Apparently allowing children to drive up and down sand dunes can be dangerous.

They took us out to the dunes and let us go for an hour. We rode along the beach for about half
an hour, then rode the dunes for the remaining time. Blair and Molly did a great job driving for
the first time. Beverly and Brooke had a blast in the dune buggy. Going over the whop-de-doos 
(Really, that is what they are called. They are the bumps in the path that can make a 4-wheeler go airborne briefly) was fun, but going down the steep sand dunes was a bit scary. We finished our hour, everybody had fun and nobody got hurt. Brooke said she wants to return when she is old enough to drive a 4-wheeler.

We said goodbye to the Pacific, drove along the Oregon coast, around Eugene, toward the outskirts of Portland. Before getting to the hotel we left route five to go
 into the town of Donald. We took pictures of the Donald Cafe (it was closed), the Donald town hall, and the Donald curfew rules posted in the park (no children out between ten at night and six in the morning). There was also a Donald Tavern, but we didn't go in (looked like strictly a local's place). Tonight we are in another La Qunita hotel, a chain I had never heard of before crossing the Mississippi but one that I recommend. 

Once we got the hotel, Beverly asked the girls to turn off the television and write in their journals. They were really good at writing for the first week or so of our trip, but haven't for awhile. So they started writing in their journals and starting talking as well. More talking was occurring than writing, and then instead of writing in their journals, they were writing on each other's legs. They wrote phrases and drew pictures. Anything to do other than write in one's journal!
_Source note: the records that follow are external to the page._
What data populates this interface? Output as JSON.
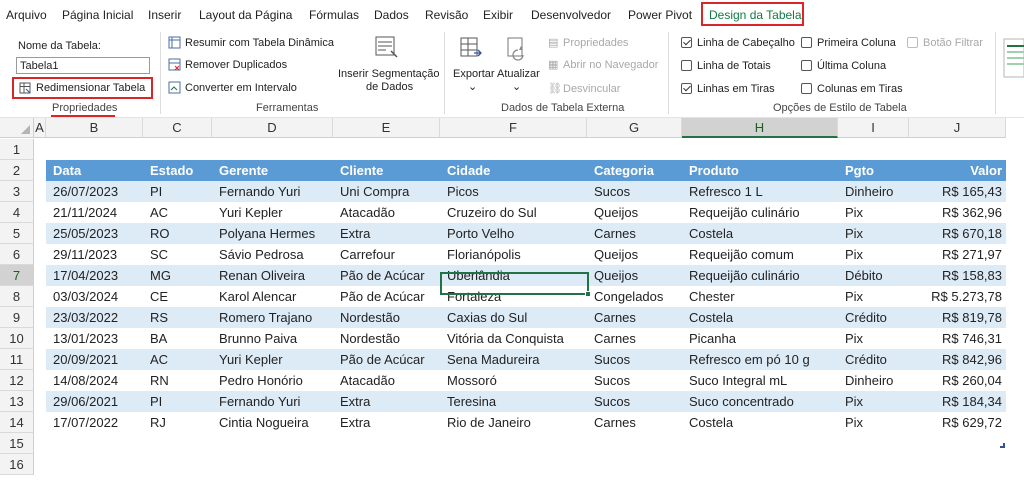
{
  "menu": {
    "items": [
      "Arquivo",
      "Página Inicial",
      "Inserir",
      "Layout da Página",
      "Fórmulas",
      "Dados",
      "Revisão",
      "Exibir",
      "Desenvolvedor",
      "Power Pivot"
    ],
    "active": "Design da Tabela"
  },
  "ribbon": {
    "props": {
      "name_label": "Nome da Tabela:",
      "name_value": "Tabela1",
      "resize": "Redimensionar Tabela",
      "group": "Propriedades"
    },
    "tools": {
      "pivot": "Resumir com Tabela Dinâmica",
      "dup": "Remover Duplicados",
      "convert": "Converter em Intervalo",
      "slicer_1": "Inserir Segmentação",
      "slicer_2": "de Dados",
      "group": "Ferramentas"
    },
    "external": {
      "export": "Exportar",
      "refresh": "Atualizar",
      "properties": "Propriedades",
      "open_browser": "Abrir no Navegador",
      "unlink": "Desvincular",
      "group": "Dados de Tabela Externa"
    },
    "style_opts": {
      "header_row": "Linha de Cabeçalho",
      "total_row": "Linha de Totais",
      "banded_rows": "Linhas em Tiras",
      "first_col": "Primeira Coluna",
      "last_col": "Última Coluna",
      "banded_cols": "Colunas em Tiras",
      "filter_btn": "Botão Filtrar",
      "group": "Opções de Estilo de Tabela",
      "checked": {
        "header_row": true,
        "total_row": false,
        "banded_rows": true,
        "first_col": false,
        "last_col": false,
        "banded_cols": false,
        "filter_btn": false
      }
    }
  },
  "grid": {
    "columns": [
      "A",
      "B",
      "C",
      "D",
      "E",
      "F",
      "G",
      "H",
      "I",
      "J"
    ],
    "selected_column": "H",
    "rows": [
      "1",
      "2",
      "3",
      "4",
      "5",
      "6",
      "7",
      "8",
      "9",
      "10",
      "11",
      "12",
      "13",
      "14",
      "15",
      "16"
    ],
    "selected_row": "7",
    "colors": {
      "header": "#5b9bd5",
      "band": "#ddebf7",
      "selection": "#217346"
    }
  },
  "table": {
    "headers": [
      "Data",
      "Estado",
      "Gerente",
      "Cliente",
      "Cidade",
      "Categoria",
      "Produto",
      "Pgto",
      "Valor"
    ],
    "rows": [
      [
        "26/07/2023",
        "PI",
        "Fernando Yuri",
        "Uni Compra",
        "Picos",
        "Sucos",
        "Refresco 1 L",
        "Dinheiro",
        "R$ 165,43"
      ],
      [
        "21/11/2024",
        "AC",
        "Yuri Kepler",
        "Atacadão",
        "Cruzeiro do Sul",
        "Queijos",
        "Requeijão culinário",
        "Pix",
        "R$ 362,96"
      ],
      [
        "25/05/2023",
        "RO",
        "Polyana Hermes",
        "Extra",
        "Porto Velho",
        "Carnes",
        "Costela",
        "Pix",
        "R$ 670,18"
      ],
      [
        "29/11/2023",
        "SC",
        "Sávio Pedrosa",
        "Carrefour",
        "Florianópolis",
        "Queijos",
        "Requeijão comum",
        "Pix",
        "R$ 271,97"
      ],
      [
        "17/04/2023",
        "MG",
        "Renan Oliveira",
        "Pão de Acúcar",
        "Uberlândia",
        "Queijos",
        "Requeijão culinário",
        "Débito",
        "R$ 158,83"
      ],
      [
        "03/03/2024",
        "CE",
        "Karol Alencar",
        "Pão de Acúcar",
        "Fortaleza",
        "Congelados",
        "Chester",
        "Pix",
        "R$ 5.273,78"
      ],
      [
        "23/03/2022",
        "RS",
        "Romero Trajano",
        "Nordestão",
        "Caxias do Sul",
        "Carnes",
        "Costela",
        "Crédito",
        "R$ 819,78"
      ],
      [
        "13/01/2023",
        "BA",
        "Brunno Paiva",
        "Nordestão",
        "Vitória da Conquista",
        "Carnes",
        "Picanha",
        "Pix",
        "R$ 746,31"
      ],
      [
        "20/09/2021",
        "AC",
        "Yuri Kepler",
        "Pão de Acúcar",
        "Sena Madureira",
        "Sucos",
        "Refresco em pó 10 g",
        "Crédito",
        "R$ 842,96"
      ],
      [
        "14/08/2024",
        "RN",
        "Pedro Honório",
        "Atacadão",
        "Mossoró",
        "Sucos",
        "Suco Integral mL",
        "Dinheiro",
        "R$ 260,04"
      ],
      [
        "29/06/2021",
        "PI",
        "Fernando Yuri",
        "Extra",
        "Teresina",
        "Sucos",
        "Suco concentrado",
        "Pix",
        "R$ 184,34"
      ],
      [
        "17/07/2022",
        "RJ",
        "Cintia Nogueira",
        "Extra",
        "Rio de Janeiro",
        "Carnes",
        "Costela",
        "Pix",
        "R$ 629,72"
      ]
    ]
  }
}
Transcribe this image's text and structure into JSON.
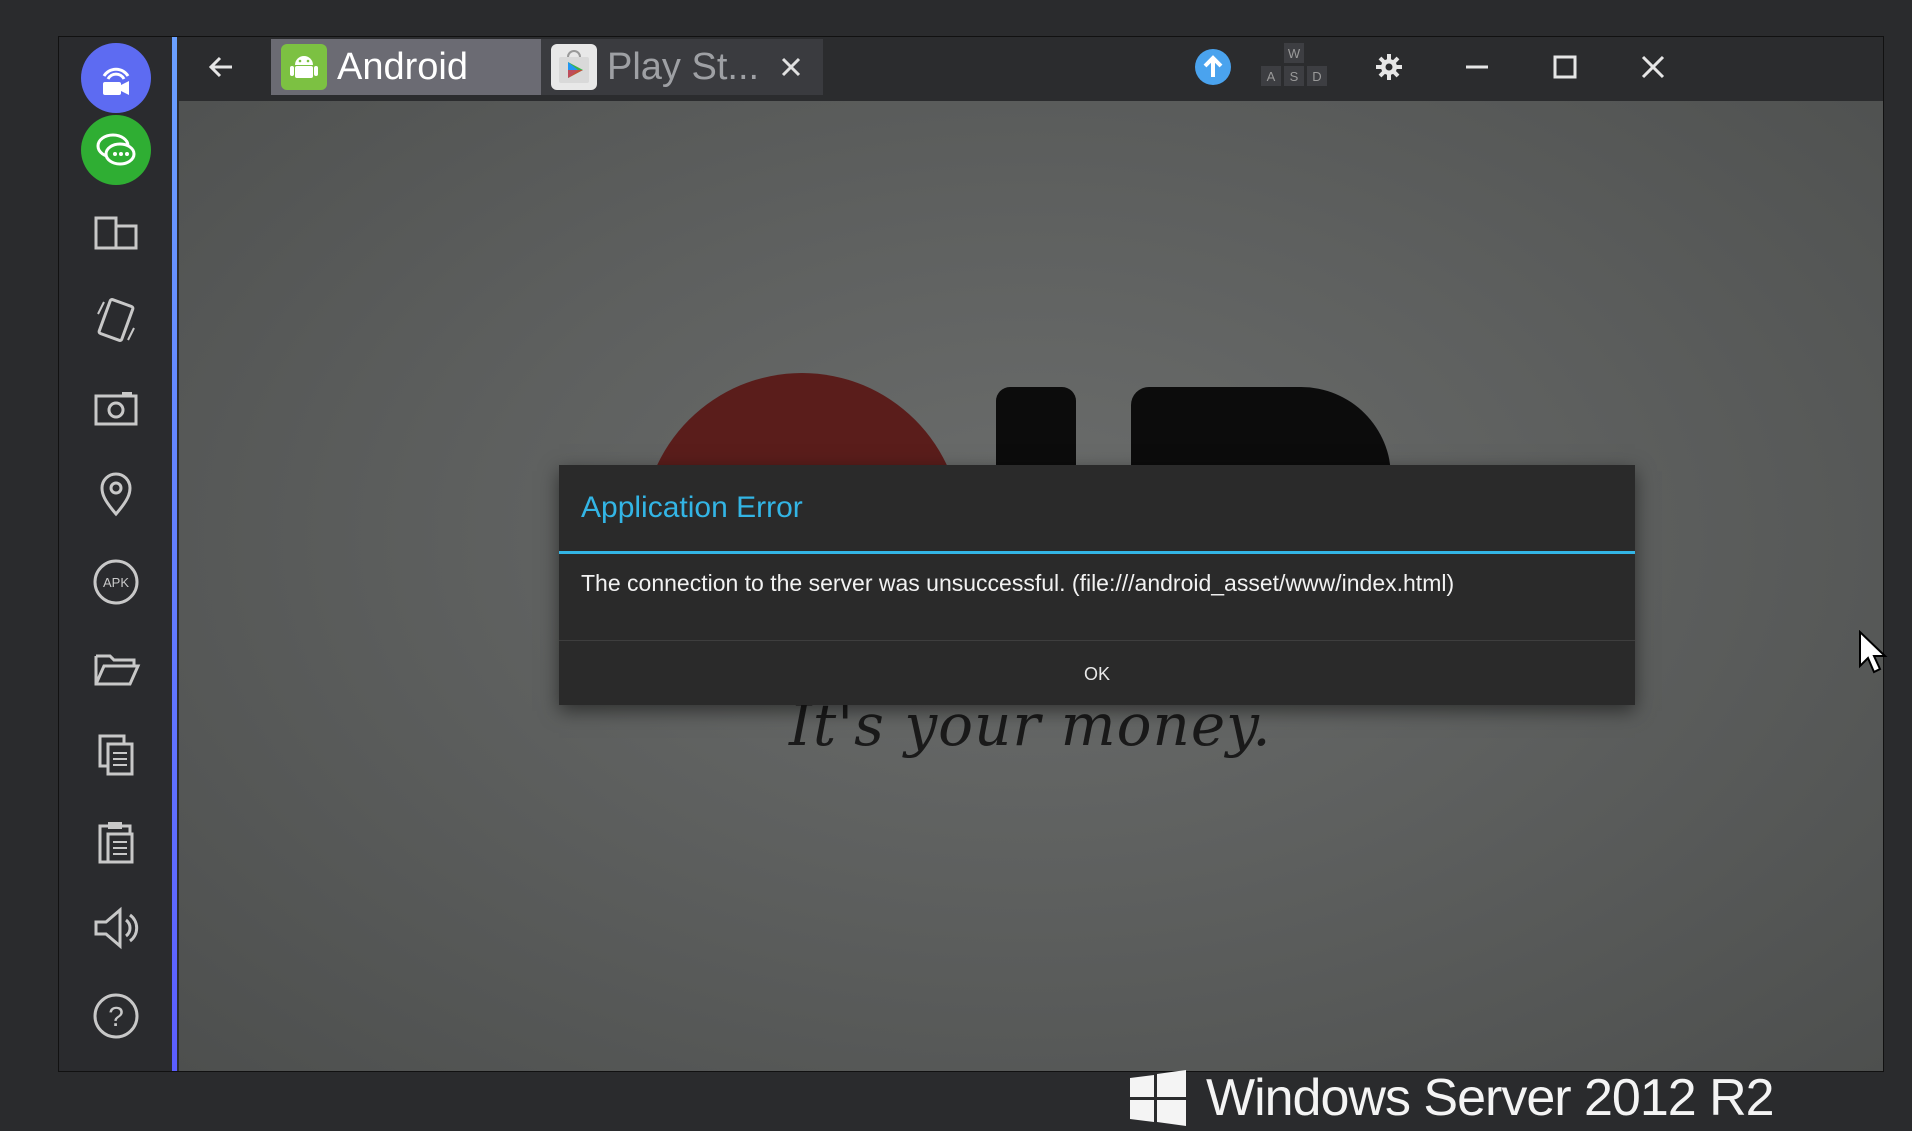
{
  "sidebar": {
    "items": [
      {
        "name": "video-camera-icon"
      },
      {
        "name": "chat-icon"
      },
      {
        "name": "multi-window-icon"
      },
      {
        "name": "rotate-icon"
      },
      {
        "name": "camera-icon"
      },
      {
        "name": "location-icon"
      },
      {
        "name": "apk-icon",
        "label": "APK"
      },
      {
        "name": "folder-icon"
      },
      {
        "name": "copy-icon"
      },
      {
        "name": "paste-icon"
      },
      {
        "name": "volume-icon"
      },
      {
        "name": "help-icon",
        "label": "?"
      }
    ]
  },
  "titlebar": {
    "tabs": [
      {
        "label": "Android",
        "active": true
      },
      {
        "label": "Play St...",
        "active": false
      }
    ],
    "keyboard_keys": [
      "W",
      "A",
      "S",
      "D"
    ]
  },
  "content": {
    "slogan": "It's your money."
  },
  "dialog": {
    "title": "Application Error",
    "message": "The connection to the server was unsuccessful. (file:///android_asset/www/index.html)",
    "ok_label": "OK"
  },
  "taskbar": {
    "os_label": "Windows Server 2012 R2"
  },
  "colors": {
    "accent": "#33b5e5",
    "sidebar_blue": "#5d6bf2",
    "sidebar_green": "#2fae33"
  }
}
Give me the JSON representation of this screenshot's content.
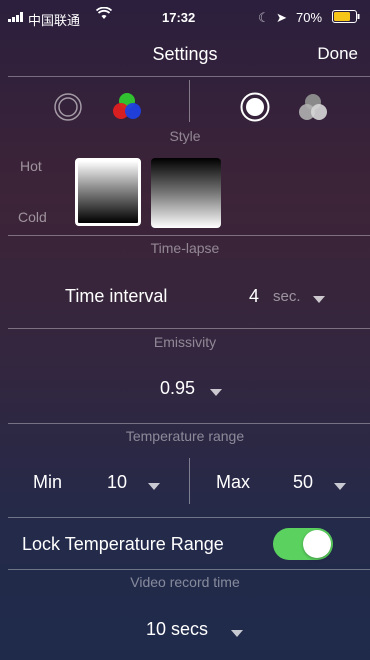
{
  "status_bar": {
    "carrier": "中国联通",
    "time": "17:32",
    "battery_percent": "70%"
  },
  "nav": {
    "title": "Settings",
    "done_label": "Done"
  },
  "sections": {
    "style": {
      "caption": "Style",
      "hot_label": "Hot",
      "cold_label": "Cold"
    },
    "timelapse": {
      "caption": "Time-lapse",
      "interval_label": "Time interval",
      "interval_value": "4",
      "interval_unit": "sec."
    },
    "emissivity": {
      "caption": "Emissivity",
      "value": "0.95"
    },
    "temperature_range": {
      "caption": "Temperature range",
      "min_label": "Min",
      "min_value": "10",
      "max_label": "Max",
      "max_value": "50"
    },
    "lock": {
      "label": "Lock Temperature Range",
      "toggle_on": true,
      "toggle_color": "#5bd25f"
    },
    "video": {
      "caption": "Video record time",
      "value": "10 secs"
    }
  }
}
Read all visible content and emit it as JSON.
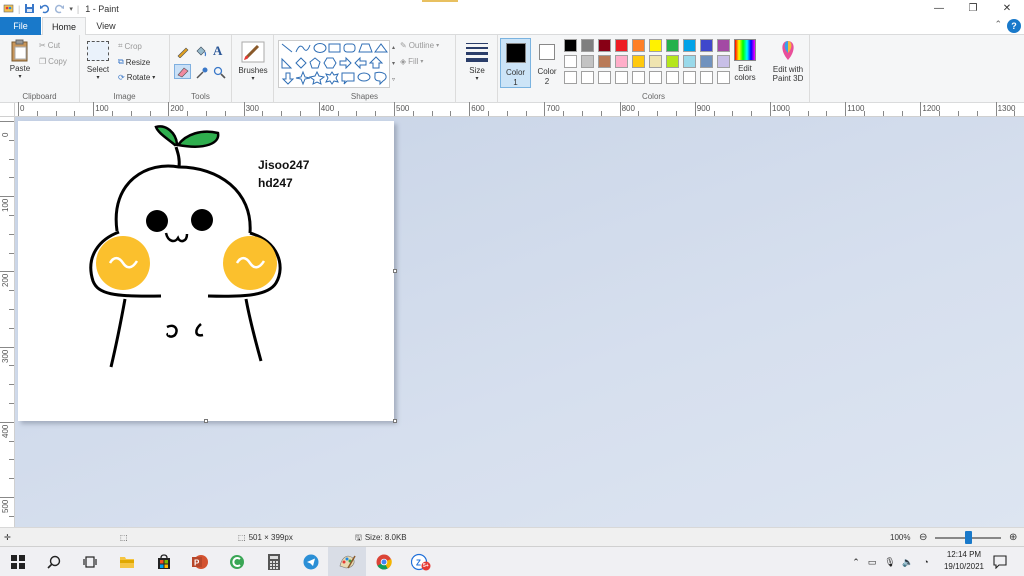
{
  "window": {
    "title": "1 - Paint",
    "minimize": "—",
    "restore": "❐",
    "close": "✕"
  },
  "tabs": {
    "file": "File",
    "home": "Home",
    "view": "View",
    "help": "?"
  },
  "clipboard": {
    "paste": "Paste",
    "cut": "Cut",
    "copy": "Copy",
    "group_label": "Clipboard"
  },
  "image": {
    "select": "Select",
    "crop": "Crop",
    "resize": "Resize",
    "rotate": "Rotate",
    "group_label": "Image"
  },
  "tools": {
    "group_label": "Tools"
  },
  "brushes": {
    "label": "Brushes"
  },
  "shapes": {
    "outline": "Outline",
    "fill": "Fill",
    "group_label": "Shapes"
  },
  "size": {
    "label": "Size"
  },
  "colors": {
    "color1_label": "Color",
    "color1_num": "1",
    "color2_label": "Color",
    "color2_num": "2",
    "edit_colors_line1": "Edit",
    "edit_colors_line2": "colors",
    "group_label": "Colors",
    "color1": "#000000",
    "color2": "#ffffff",
    "palette_row1": [
      "#000000",
      "#7f7f7f",
      "#880015",
      "#ed1c24",
      "#ff7f27",
      "#fff200",
      "#22b14c",
      "#00a2e8",
      "#3f48cc",
      "#a349a4"
    ],
    "palette_row2": [
      "#ffffff",
      "#c3c3c3",
      "#b97a57",
      "#ffaec9",
      "#ffc90e",
      "#efe4b0",
      "#b5e61d",
      "#99d9ea",
      "#7092be",
      "#c8bfe7"
    ]
  },
  "paint3d": {
    "line1": "Edit with",
    "line2": "Paint 3D"
  },
  "ruler": {
    "h_labels": [
      "0",
      "100",
      "200",
      "300",
      "400",
      "500",
      "600",
      "700",
      "800",
      "900",
      "1000",
      "1100",
      "1200",
      "1300"
    ],
    "v_labels": [
      "0",
      "100",
      "200",
      "300",
      "400",
      "500"
    ]
  },
  "canvas_text": {
    "line1": "Jisoo247",
    "line2": "hd247"
  },
  "statusbar": {
    "dimensions": "501 × 399px",
    "size": "Size: 8.0KB",
    "zoom": "100%",
    "zoom_level": 0.5
  },
  "taskbar": {
    "time": "12:14 PM",
    "date": "19/10/2021",
    "badge": "5+"
  }
}
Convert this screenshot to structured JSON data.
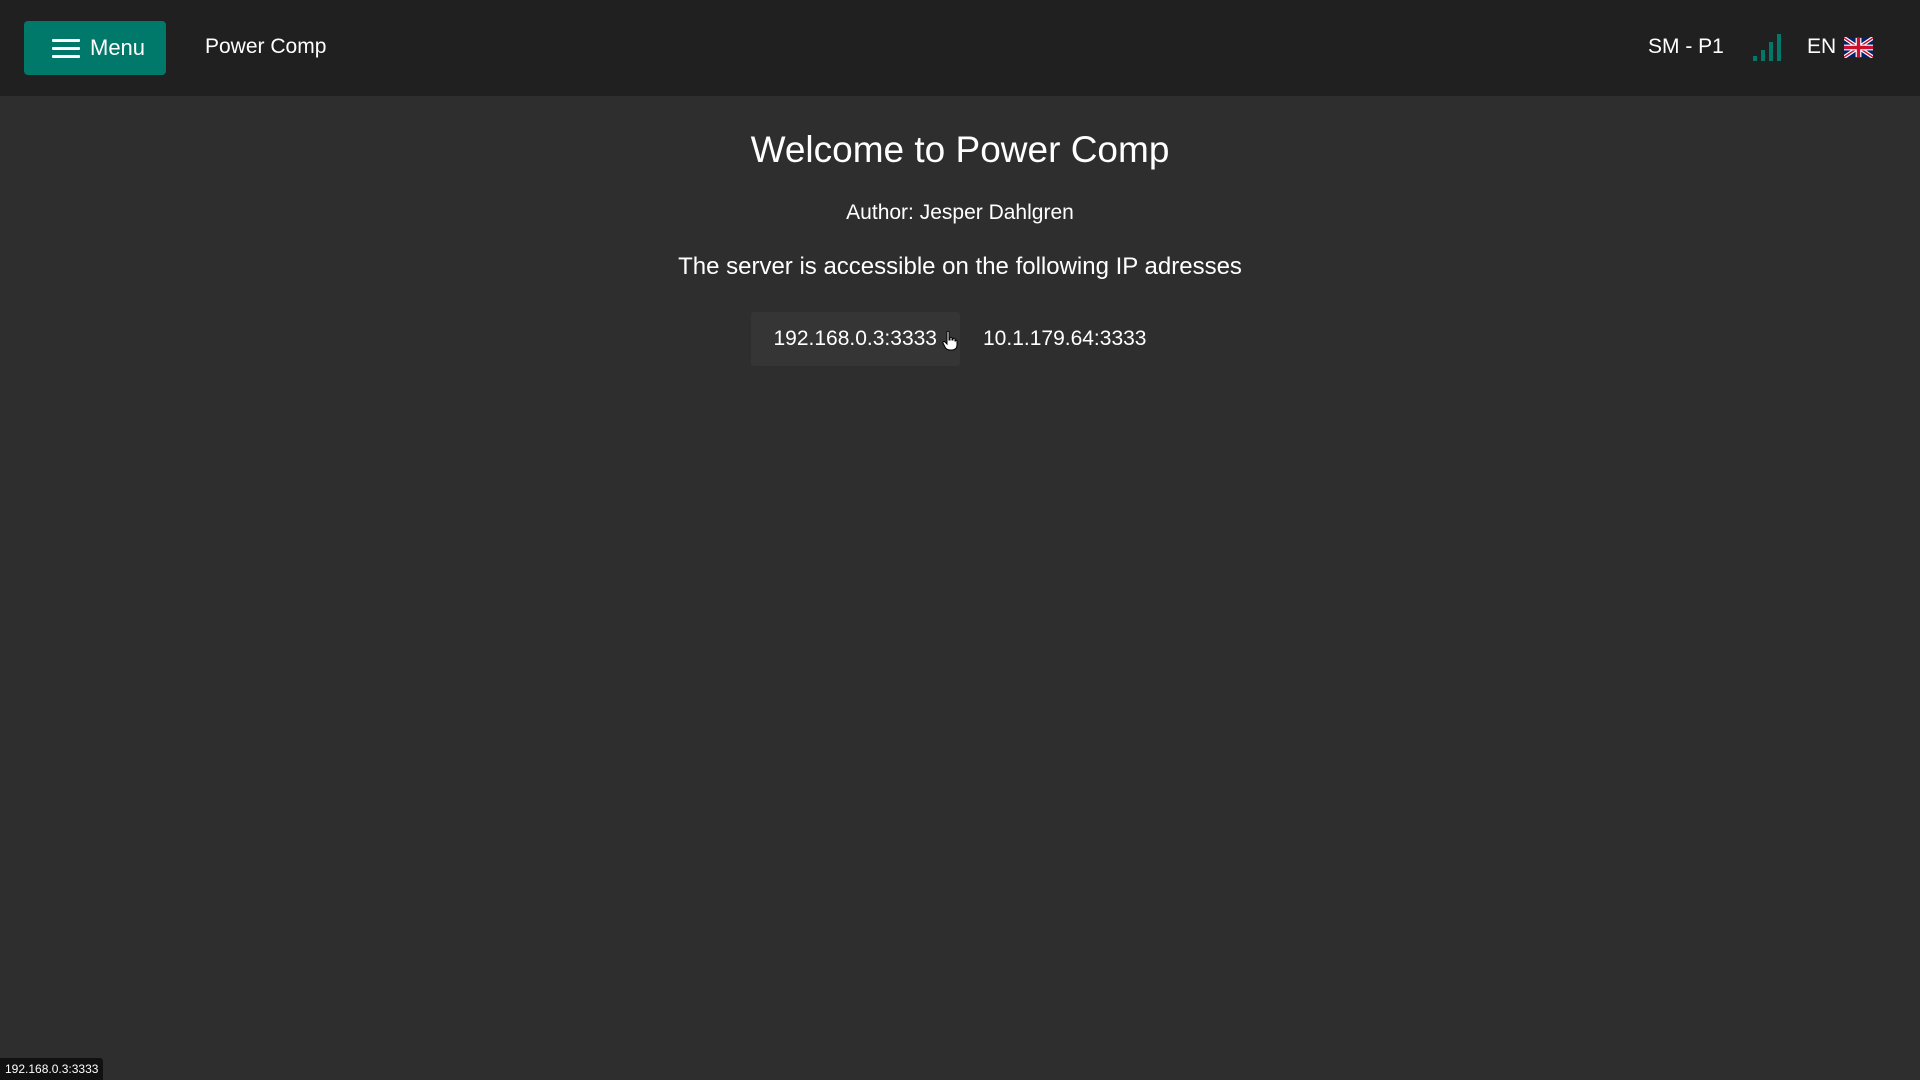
{
  "header": {
    "menu_label": "Menu",
    "app_title": "Power Comp",
    "device_label": "SM - P1",
    "language_label": "EN",
    "accent_color": "#00796b",
    "icons": {
      "menu": "hamburger-icon",
      "signal": "signal-strength-icon",
      "language": "uk-flag-icon"
    }
  },
  "main": {
    "heading": "Welcome to Power Comp",
    "author": "Author: Jesper Dahlgren",
    "server_info": "The server is accessible on the following IP adresses",
    "ip_addresses": [
      {
        "label": "192.168.0.3:3333"
      },
      {
        "label": "10.1.179.64:3333"
      }
    ]
  },
  "status_bar": {
    "url": "192.168.0.3:3333"
  }
}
Tomorrow we hope to see a bit of Portland, cross the the Columbia river into the state of Washington to see Mt. St. Helen's, then begin the journey east.

We drove 240 miles today. 


  1. Jerry,
    Sometime circa 1973 I think you may have met our Great Aunt Ruth. I remember her being at Aunt Sis's for a large family gathering. I think you were there....but perhaps my memory is faulty......That happens a lot these days.

  2. aw, this is another of those entries that really captures your trip. Nicely done, Jerry.

    So how old did you have to be to ride the dune buggy alone? We'll have to do this for sure if we hit the coast next summer!

  3. You had to be 12, but we signed a waiver for Molly. The cost was $235 for our one hour, so it was kind of pricey, but the girls really wanted to do it, and everyone had a great time, so it was worth it.